Bajo los gobiernos “bárbaros” de Carlos Antonio y Francisco Solano López, el Paraguay erigió en 1859 el primer ferrocarril de Sudamérica entre Asunción y Villa Rica. Otro signo de “atraso” había sido la instalación de 300 kilómetros de telégrafo entre Asunción y Paso de la Patria, también inicial en esta parte del continente. Otros signos del “salvajismo” paraguayo eran los astilleros, la marina mercante propia (once vapores), las fábricas de papel, las de jabón, y sobre todo, los semi altos hornos procedentes de Prusia.
A diferencia de la mayoría de las repúblicas sudamericanas, y sobre todo de sus vecinas, señala Murray, “el Paraguay -¡imperdonable primitivismo!- no tenía deuda externa”. En Paraguay, “la tierra era en su mayor parte propiedad fiscal (el Estado poseía grandes estancias “modelos” para su época) y el país no había necesitado enajenar o hipotecar su suelo, como lo hizo Rivadavia con la entera provincia de Buenos Aires para tranquilizar a los filantrópicos hermanos Baring”· Tampoco importaba artículos alimenticios, mientras Buenos Aires, por aquellos años recibía la harina de trigo de los Estados Unidos.

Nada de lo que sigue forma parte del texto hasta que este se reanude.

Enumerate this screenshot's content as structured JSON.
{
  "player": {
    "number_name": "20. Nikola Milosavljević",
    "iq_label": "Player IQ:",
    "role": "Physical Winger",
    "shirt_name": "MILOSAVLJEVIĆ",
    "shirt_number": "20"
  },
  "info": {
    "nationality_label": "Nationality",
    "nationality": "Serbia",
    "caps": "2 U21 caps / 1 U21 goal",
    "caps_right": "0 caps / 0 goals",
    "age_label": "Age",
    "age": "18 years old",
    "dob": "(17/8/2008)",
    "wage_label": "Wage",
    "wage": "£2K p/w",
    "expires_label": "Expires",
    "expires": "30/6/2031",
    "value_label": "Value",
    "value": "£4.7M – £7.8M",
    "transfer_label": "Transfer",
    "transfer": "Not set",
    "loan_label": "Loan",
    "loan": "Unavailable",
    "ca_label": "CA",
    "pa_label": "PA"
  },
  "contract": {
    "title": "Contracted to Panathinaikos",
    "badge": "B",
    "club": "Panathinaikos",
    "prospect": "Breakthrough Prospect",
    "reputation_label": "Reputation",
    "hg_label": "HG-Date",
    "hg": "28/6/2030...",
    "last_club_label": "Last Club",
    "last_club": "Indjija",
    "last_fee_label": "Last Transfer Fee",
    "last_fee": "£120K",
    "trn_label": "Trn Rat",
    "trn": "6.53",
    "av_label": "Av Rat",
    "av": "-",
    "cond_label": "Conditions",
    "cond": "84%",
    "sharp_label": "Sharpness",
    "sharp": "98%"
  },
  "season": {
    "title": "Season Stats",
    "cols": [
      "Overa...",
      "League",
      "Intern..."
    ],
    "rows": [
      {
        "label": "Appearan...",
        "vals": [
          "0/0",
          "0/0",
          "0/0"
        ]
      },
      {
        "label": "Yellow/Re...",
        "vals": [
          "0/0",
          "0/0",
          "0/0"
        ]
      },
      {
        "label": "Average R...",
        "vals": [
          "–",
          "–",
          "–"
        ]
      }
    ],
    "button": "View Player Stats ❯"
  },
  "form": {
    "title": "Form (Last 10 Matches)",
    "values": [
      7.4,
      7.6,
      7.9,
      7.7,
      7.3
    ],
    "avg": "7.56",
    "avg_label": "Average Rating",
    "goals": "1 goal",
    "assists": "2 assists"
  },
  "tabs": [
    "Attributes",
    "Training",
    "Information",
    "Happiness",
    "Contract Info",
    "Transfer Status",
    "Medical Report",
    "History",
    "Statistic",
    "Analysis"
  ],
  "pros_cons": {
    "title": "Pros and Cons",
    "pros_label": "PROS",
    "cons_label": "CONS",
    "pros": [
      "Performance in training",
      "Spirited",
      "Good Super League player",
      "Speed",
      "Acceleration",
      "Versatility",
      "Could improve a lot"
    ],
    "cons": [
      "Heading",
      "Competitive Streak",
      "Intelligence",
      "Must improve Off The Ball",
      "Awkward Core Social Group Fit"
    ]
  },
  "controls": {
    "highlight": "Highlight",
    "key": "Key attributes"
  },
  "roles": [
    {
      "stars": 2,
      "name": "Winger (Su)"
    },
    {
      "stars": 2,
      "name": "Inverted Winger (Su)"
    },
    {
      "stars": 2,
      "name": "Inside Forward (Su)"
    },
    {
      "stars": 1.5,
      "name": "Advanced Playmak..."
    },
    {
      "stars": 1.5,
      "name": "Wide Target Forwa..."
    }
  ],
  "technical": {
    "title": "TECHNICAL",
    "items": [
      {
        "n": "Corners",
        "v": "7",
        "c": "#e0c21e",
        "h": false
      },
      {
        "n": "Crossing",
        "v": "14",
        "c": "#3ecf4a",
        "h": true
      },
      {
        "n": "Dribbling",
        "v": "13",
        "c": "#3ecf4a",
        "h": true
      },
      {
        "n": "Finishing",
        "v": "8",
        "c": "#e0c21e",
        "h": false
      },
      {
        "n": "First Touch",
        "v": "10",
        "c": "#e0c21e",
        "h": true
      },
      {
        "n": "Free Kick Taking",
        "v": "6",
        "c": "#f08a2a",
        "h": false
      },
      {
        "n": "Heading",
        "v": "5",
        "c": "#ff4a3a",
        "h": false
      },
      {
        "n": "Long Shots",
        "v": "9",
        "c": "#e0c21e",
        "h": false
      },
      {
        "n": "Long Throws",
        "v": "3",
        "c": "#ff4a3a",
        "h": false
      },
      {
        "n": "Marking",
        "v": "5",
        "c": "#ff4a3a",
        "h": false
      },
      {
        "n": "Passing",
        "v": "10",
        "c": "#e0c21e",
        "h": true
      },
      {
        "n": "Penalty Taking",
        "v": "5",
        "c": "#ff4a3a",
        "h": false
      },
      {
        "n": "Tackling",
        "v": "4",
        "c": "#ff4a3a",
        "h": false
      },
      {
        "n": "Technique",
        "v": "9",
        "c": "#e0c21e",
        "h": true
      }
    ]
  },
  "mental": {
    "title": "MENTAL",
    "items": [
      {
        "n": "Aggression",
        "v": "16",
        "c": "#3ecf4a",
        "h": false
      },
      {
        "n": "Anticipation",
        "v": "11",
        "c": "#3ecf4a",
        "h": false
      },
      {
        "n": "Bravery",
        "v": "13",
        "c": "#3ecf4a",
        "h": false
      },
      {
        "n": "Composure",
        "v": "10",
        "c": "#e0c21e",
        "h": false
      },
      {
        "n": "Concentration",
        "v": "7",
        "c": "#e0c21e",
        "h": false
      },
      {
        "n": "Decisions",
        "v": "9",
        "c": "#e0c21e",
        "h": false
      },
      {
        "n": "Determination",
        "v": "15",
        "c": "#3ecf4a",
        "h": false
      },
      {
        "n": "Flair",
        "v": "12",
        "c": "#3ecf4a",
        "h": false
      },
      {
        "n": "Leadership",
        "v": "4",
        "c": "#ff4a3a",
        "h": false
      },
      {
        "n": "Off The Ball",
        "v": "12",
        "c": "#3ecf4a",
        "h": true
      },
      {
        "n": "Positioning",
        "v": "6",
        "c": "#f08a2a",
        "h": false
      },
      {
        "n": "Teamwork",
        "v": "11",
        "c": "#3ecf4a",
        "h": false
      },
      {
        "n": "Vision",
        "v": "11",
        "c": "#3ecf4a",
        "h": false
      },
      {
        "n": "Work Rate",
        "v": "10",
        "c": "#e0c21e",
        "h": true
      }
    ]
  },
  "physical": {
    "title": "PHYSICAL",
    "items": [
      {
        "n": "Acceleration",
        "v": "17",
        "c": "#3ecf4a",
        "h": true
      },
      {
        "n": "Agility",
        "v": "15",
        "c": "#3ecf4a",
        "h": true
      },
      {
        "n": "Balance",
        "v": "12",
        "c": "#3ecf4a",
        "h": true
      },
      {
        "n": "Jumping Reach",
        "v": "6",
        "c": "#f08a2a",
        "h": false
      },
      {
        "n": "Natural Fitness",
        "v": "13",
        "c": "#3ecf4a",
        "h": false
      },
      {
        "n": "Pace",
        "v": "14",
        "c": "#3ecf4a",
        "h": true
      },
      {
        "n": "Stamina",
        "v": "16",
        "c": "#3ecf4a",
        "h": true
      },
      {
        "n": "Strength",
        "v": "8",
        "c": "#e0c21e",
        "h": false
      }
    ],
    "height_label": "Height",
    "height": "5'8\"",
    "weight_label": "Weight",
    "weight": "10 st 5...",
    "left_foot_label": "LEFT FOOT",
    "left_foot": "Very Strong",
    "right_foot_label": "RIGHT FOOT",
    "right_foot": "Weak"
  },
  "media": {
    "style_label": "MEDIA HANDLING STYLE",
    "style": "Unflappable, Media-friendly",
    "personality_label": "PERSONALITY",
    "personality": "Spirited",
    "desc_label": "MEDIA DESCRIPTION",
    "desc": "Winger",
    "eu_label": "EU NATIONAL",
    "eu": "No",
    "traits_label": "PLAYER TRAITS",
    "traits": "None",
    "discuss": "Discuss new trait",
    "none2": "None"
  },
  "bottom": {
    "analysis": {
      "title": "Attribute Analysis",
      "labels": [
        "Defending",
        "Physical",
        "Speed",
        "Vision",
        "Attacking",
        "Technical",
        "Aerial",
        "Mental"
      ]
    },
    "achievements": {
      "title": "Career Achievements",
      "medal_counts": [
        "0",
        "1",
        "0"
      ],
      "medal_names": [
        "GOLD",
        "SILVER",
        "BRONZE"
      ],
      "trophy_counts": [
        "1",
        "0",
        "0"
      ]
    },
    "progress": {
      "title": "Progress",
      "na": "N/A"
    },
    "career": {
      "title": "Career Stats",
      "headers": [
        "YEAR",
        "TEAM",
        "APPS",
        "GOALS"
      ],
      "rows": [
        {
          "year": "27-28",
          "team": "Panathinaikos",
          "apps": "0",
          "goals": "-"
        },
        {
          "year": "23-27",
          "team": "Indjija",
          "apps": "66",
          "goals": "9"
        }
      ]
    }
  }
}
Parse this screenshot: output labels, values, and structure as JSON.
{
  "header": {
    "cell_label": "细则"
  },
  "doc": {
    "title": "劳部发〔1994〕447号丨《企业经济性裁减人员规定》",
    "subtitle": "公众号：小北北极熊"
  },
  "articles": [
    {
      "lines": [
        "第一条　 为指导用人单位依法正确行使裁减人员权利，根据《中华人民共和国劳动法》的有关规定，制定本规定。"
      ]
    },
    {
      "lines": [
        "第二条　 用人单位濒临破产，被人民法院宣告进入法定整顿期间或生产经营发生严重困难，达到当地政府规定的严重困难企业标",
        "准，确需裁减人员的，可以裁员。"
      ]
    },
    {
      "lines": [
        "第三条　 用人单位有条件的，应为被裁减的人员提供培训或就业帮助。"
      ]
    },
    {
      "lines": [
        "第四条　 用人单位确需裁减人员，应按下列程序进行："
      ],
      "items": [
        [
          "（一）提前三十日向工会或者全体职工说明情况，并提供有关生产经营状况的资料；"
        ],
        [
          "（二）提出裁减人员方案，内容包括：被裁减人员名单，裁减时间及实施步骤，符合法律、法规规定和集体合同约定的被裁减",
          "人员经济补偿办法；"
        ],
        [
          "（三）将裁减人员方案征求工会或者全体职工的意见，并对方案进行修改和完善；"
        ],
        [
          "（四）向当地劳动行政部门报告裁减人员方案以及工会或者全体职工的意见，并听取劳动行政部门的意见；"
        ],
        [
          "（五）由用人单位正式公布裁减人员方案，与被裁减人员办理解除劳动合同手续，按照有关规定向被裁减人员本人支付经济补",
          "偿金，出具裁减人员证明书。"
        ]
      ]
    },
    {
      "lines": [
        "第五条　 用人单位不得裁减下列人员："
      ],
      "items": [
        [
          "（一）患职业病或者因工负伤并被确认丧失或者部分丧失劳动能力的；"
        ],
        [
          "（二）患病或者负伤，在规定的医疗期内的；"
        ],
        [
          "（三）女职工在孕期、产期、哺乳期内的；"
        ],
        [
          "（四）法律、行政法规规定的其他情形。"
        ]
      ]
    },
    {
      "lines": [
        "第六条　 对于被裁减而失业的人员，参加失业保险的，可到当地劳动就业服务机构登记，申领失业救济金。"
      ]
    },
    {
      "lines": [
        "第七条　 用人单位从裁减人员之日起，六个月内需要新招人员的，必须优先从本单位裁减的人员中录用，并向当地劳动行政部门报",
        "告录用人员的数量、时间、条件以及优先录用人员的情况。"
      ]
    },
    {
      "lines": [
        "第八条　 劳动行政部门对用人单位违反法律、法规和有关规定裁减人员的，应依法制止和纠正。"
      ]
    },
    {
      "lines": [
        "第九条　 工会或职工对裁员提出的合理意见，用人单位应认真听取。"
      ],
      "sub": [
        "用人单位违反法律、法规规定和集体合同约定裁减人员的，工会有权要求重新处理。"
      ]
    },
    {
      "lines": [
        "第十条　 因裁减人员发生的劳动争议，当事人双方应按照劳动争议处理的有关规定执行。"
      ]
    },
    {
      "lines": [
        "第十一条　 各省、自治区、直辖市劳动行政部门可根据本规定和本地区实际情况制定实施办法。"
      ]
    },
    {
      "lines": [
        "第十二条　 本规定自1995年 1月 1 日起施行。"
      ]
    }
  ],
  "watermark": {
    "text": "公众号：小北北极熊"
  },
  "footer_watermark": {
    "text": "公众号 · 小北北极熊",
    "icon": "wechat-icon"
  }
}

Por su parte, el algodón, la exportación de yerba (exclusividad paraguaya por entonces) y el tabaco le brindaban al Paraguay una importante renta nacional.
Desde Carlos López –“extraordinario estadista”- se había fomentado grandemente la ganadería, “otra picardía de tiranos, que luego de la guerra desapareció casi por completo”. En su tiempo, don Carlos Antonio López “solía efectuar repartos muy considerables de tierras y útiles de labranza, además de sembrar escuelas al voleo”. Así también, el índice de alfabetización “era muy aceptable y desde luego superior a Brasil, reducido a una “civilización” costera y al remedo ridículo del ya más que decadente Portugal”.
Los civilizados “libertadores” -con la anuencia y complicidad del imperialismo anglosajón- solo le dejaron a Paraguay mate, mandioca y naranja, aparte de una fabulosa deuda de guerra, y una población totalmente diezmada: de 1.337.439 habitantes en 1857, después de la guerra quedaron 140.000 varones entre ancianos y niños de corta edad y 180.000 mujeres, o sea una cuarta parte de su población anterior.
De eso se trató siempre: aparte de la voraz apetencia imperialista, del impedimento a la realización nacional de esa totalidad llamada Patria Grande, que hoy resulta una apremiante necesidad en un mundo que rompe la hegemonía de Occidente, se asocia por regiones y funda una nueva sociedad mundial multipolar. De lo contrario, vendrá la disolución y destrucción de cada una de sus partes (incluida la Argentina), si no se encara un verdadero esfuerzo común para el desarrollo y la realización del conjunto, como lo hicieron las grandes naciones después de lograr su unidad nacional.